The final week is way too packed. Students need to know more than just names and a short intro of new LLM techniques or architectures. It would be better to have separate Lab for each topic (such as PTQ, RAG, etc.) for learners to REALLY understand what's going on.

By Rohith K

Dec 31, 2023

Good overview of the different stages of developing an LLM application. I felt it gave me enough knowledge to be able to understand the current research and applications that are being developed for large-language models. The course gives you links to relevant papers that you can read for more in-depth coverage on how some of the latest LLMs are constructed and trained. I would have liked the labs to be more hands on. You basically run pre-built lab notebooks that use existing model implementations from widely available libraries like HuggingFace. There was no requirement to write any code.

By Mike R

Aug 14, 2023

This is a good introduction - the lectures are very good and cover many critical aspects of training LLMs such as PEFT, RLHF and challenges with scaling and deployment. The lab notebooks go through the lecture ideas though you just need to run the notebook - there is no exercises in the labs for you to do which is why I have given 4 stars as usually the labs are where the learning happens.

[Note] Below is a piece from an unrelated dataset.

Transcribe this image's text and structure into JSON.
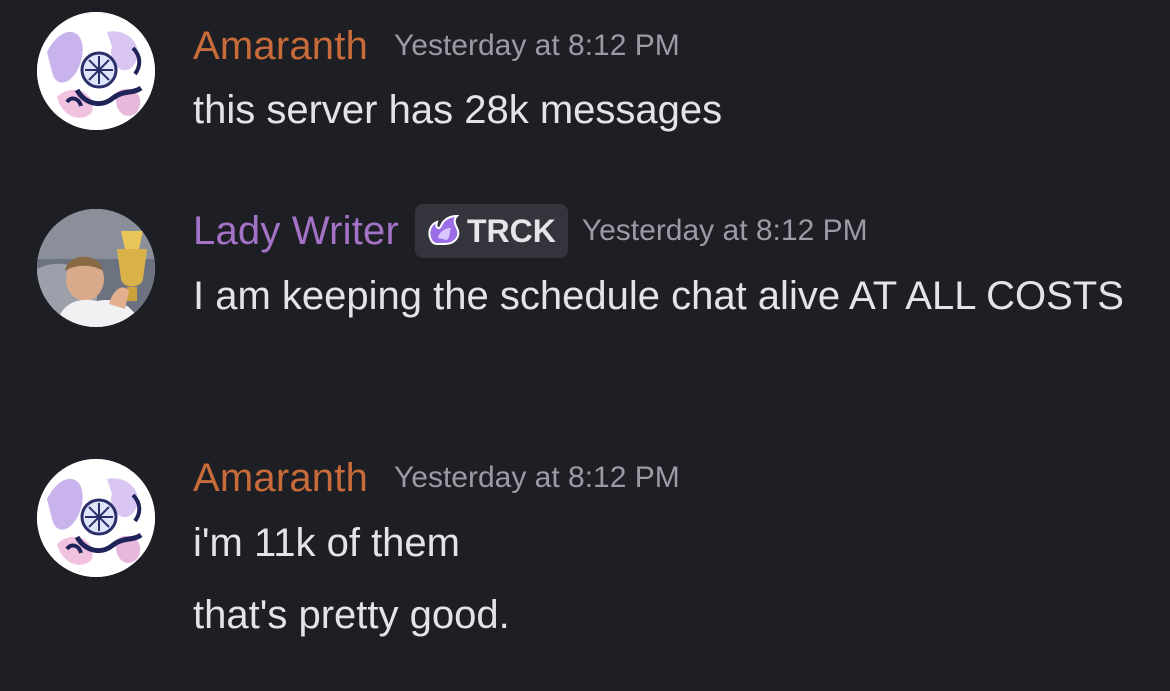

I hope that this turns into a specialisation with exercises as the teaching team really know their stuff and there are literally almost no other alternatives to get curated learning in LLMs right now.

By Eliu M M

Mar 1, 2024

A course with a lot of new information, very well explained even for people with no prior knowledge of the subject. It's not an introductory course on the theory; there's a lot of technical explanation of the LLM core. In the end, I can say that I understand much better what LLMs are, how they are structured, their architecture, how they are trained, and aligned to strive for improved capabilities. The labs are very supportive, providing enough guidance to understand the direction of the programming and what needs to be done, but undoubtedly, I couldn't program anything related to it.